Boeing might have made the shift to South Carolina with modesty … and gotten away with it without any legal hassle. Instead, it waged an ugly public campaign of blackmail, pitting Washington and South Carolina against each other in a race to see which state could offer the most tax giveaways, public subsidies, and stripped-down regulations. And company higher-ups repeatedly used the threat of a move as a bargaining stick against the union and as a propaganda weapon against unionization.

Finally, when Boeing announced Oct. 28, 2009 that it would locate its second 787 Dreamliner assembly line in South Carolina, company executives — CEO Jim McNerney, Executive Vice President Jim Albaugh, Vice President Ray Conner, and spokesman Jim Proulx — made repeated public statements linking the decision to past strikes. They made that connection in statements to the press, in a quarterly earnings conference call with Wall Street analysts, even in a company memo to all employees.

Given all that evidence, Boeing may have a very hard time proving that undermining its union workers’ right to strike was not a motive. The judge may have to decide how much a motive it was compared with other motives for setting up in South Carolina. The new $750 million facility in North Charles-ton, with 1,000 nonunion workers, opened June 10.

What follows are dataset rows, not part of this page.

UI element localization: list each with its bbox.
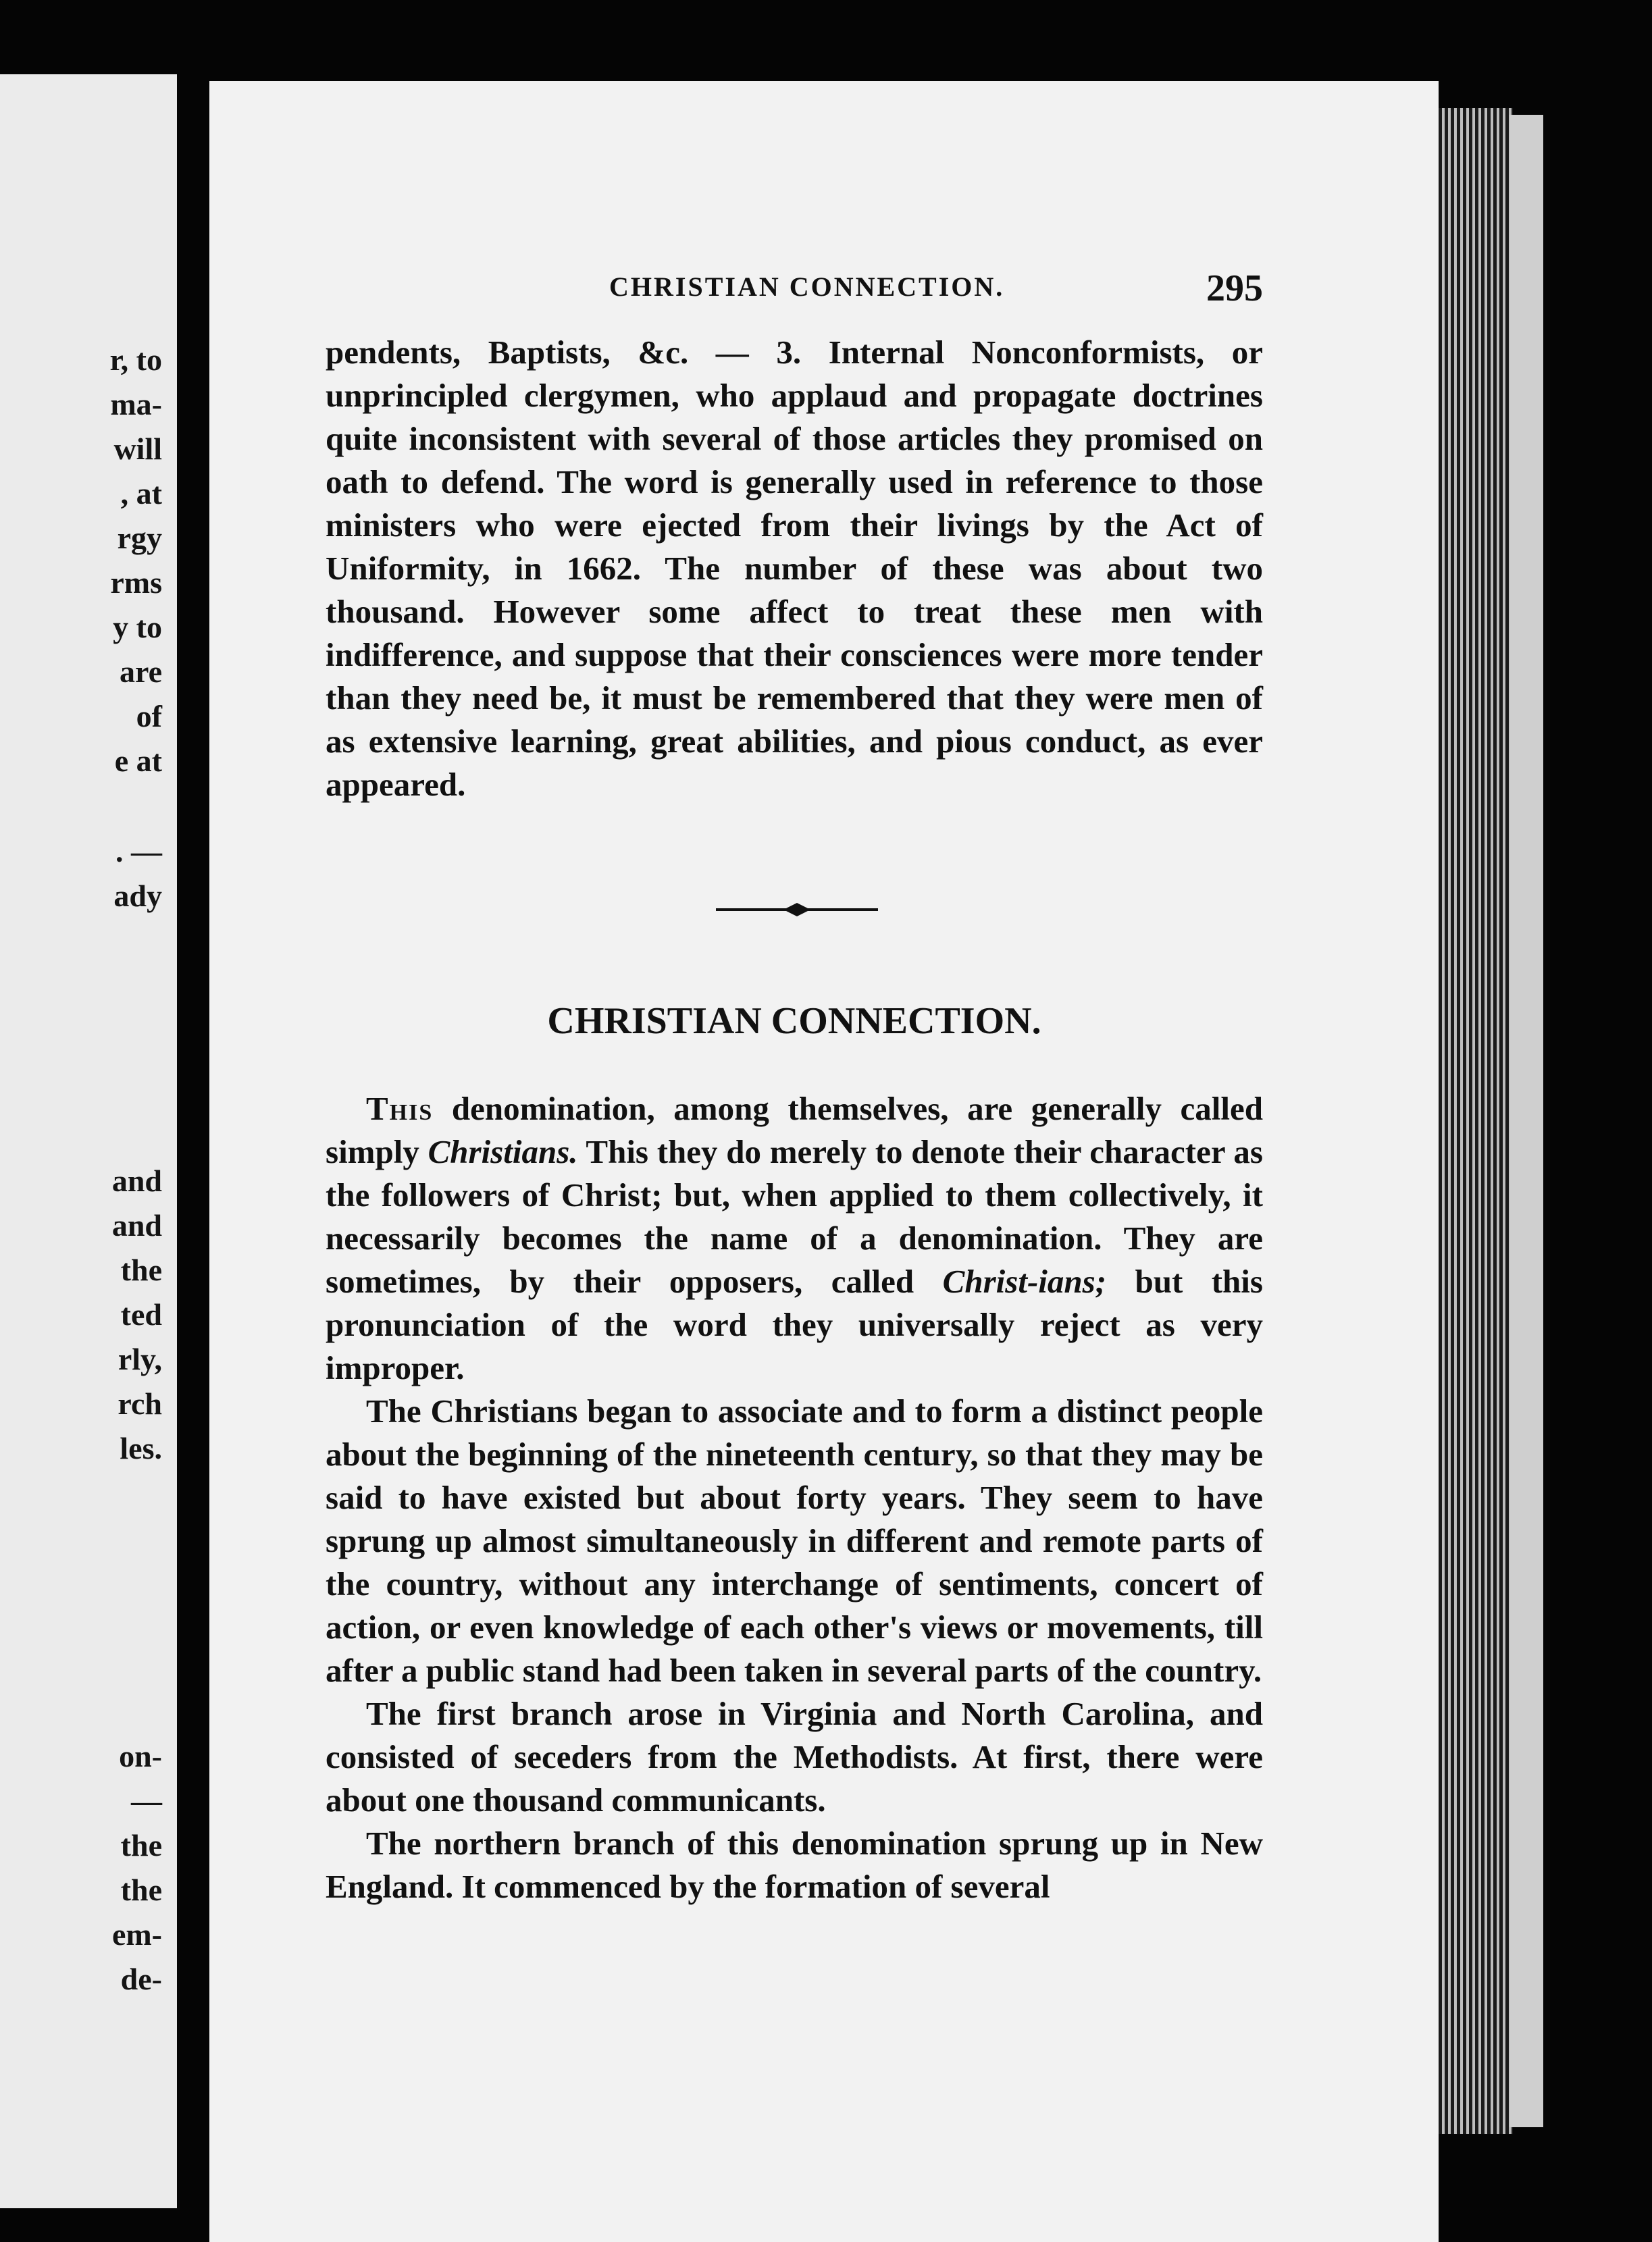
left-page-fragment: the <box>120 1253 162 1287</box>
left-page-fragment: of <box>136 699 162 733</box>
left-page-fragment: e at <box>114 744 162 778</box>
italic-term: Christians. <box>428 1133 578 1170</box>
left-page-fragment: rly, <box>118 1342 162 1376</box>
paragraph-3: The first branch arose in Virginia and North Carolina, and consisted of seceders from the Methodists. At first, there were about one thousand communicants. <box>326 1695 1263 1819</box>
page-edge-outer <box>1509 115 1543 2127</box>
paragraph-text: This they do merely to denote their character as the followers of Christ; but, when applied to them collectively, it necessarily becomes the name of a denomination. They are sometimes, by their opposers, called <box>326 1133 1263 1300</box>
page-number: 295 <box>1206 267 1263 309</box>
section-body <box>326 1087 1263 1908</box>
left-page-fragment: y to <box>113 610 162 644</box>
paragraph-2: The Christians began to associate and to form a distinct people about the beginning of the nineteenth century, so that they may be said to have existed but about forty years. They seem to have sprung up almost simultaneously in different and remote parts of the country, without any interchange of sentiments, concert of action, or even knowledge of each other's views or movements, till after a public stand had been taken in several parts of the country. <box>326 1392 1263 1689</box>
left-page-fragment: em- <box>111 1917 162 1952</box>
left-page-fragment: on- <box>119 1739 162 1773</box>
adjacent-page-left <box>0 74 177 2208</box>
left-page-fragment: will <box>113 432 162 466</box>
paragraph-4: The northern branch of this denomination sprung up in New England. It commenced by the formation of several <box>326 1825 1263 1905</box>
italic-term: Christ-ians; <box>942 1263 1107 1300</box>
left-page-fragment: ady <box>113 879 162 913</box>
left-page-fragment: ted <box>120 1297 162 1332</box>
continuation-text <box>326 331 1263 806</box>
section-title: CHRISTIAN CONNECTION. <box>547 1000 1041 1042</box>
left-page-fragment: les. <box>120 1431 162 1465</box>
section-divider-ornament <box>716 902 878 918</box>
paragraph-1 <box>326 1087 1263 1390</box>
left-page-fragment: ma- <box>110 387 162 421</box>
left-page-fragment: the <box>120 1828 162 1862</box>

District Lodge 751 of the International Association of Machinists and Aerospace Workers (IAM) filed the NLRB charge March 26, 2010. After a year-long investigation, the NLRB agreed with IAM that Boeing broke federal labor law when it decided in late 2009 to locate a second 787 production line in North Charleston, South Carolina — because its Seattle and Portland employees have sometimes gone on strike.

In its complaint issued April 20, the NLRB seeks a court order that Boeing instead operate its second 787 line in Washington, and use supply lines maintained by its Seattle and Portland facilities. It’s also asking that a Boeing executive read a legal notice pledging not to retaliate against employees for striking — or have it read by an NLRB agent in his presence — for broadcast to all employees on the company’s intranet system.

Boeing, in its legal response, denies that it broke the law and says its decision to locate in South Carolina was based on the state’s “favorable business environment” and significant financial incentives, and that it would have made the same decision even if it had not taken into consideration the impact of future strikes.

Boeing has at least 12 attorneys with three law firms officially attached to the case, one of them the son of U.S. Supreme Court Justice Antonin Scalia. The NLRB has three attorneys assigned to the case. The IAM has one.

Thus far, early legal maneuvers haven’t signaled how the judge will rule. With support from the company, three Boeing workers in South Carolina petitioned the judge to be allowed to join the case as “intervenors,” giving them a separate voice in the trial and any settlement talks. IAM opposed the petition. On June 8, Judge Anderson denied the request. [However, on June 20, the NLRB’s full board in Washington, D.C., intervened in the case to grant the three a limited right — to file a legal brief in the case after the hearing concludes.]

On June 9, attorneys general from 16 states, supported by Boeing, asked to be allowed to file “friend of the court” briefs in the case. The NLRB and IAM opposed the request. On June 16, Judge Anderson ruled that the attorneys general could file the briefs, but only to address the NLRB’s proposed remedy, not whether or not a violation of federal labor law occurred.

And on June 23, Anderson rejected Boeing’s highly unusual request to subpoena the NLRB’s investigation documents.

“The investigation of this case by the NLRB is not on trial. The trial will be about the facts and the law,” said David Campbell, attorney for the Machinists Union. “Boeing continues to avoid the real issue. If they are so confident in their case, as their CEO told the Wall Street Journal, they should have their day in court and try their case.”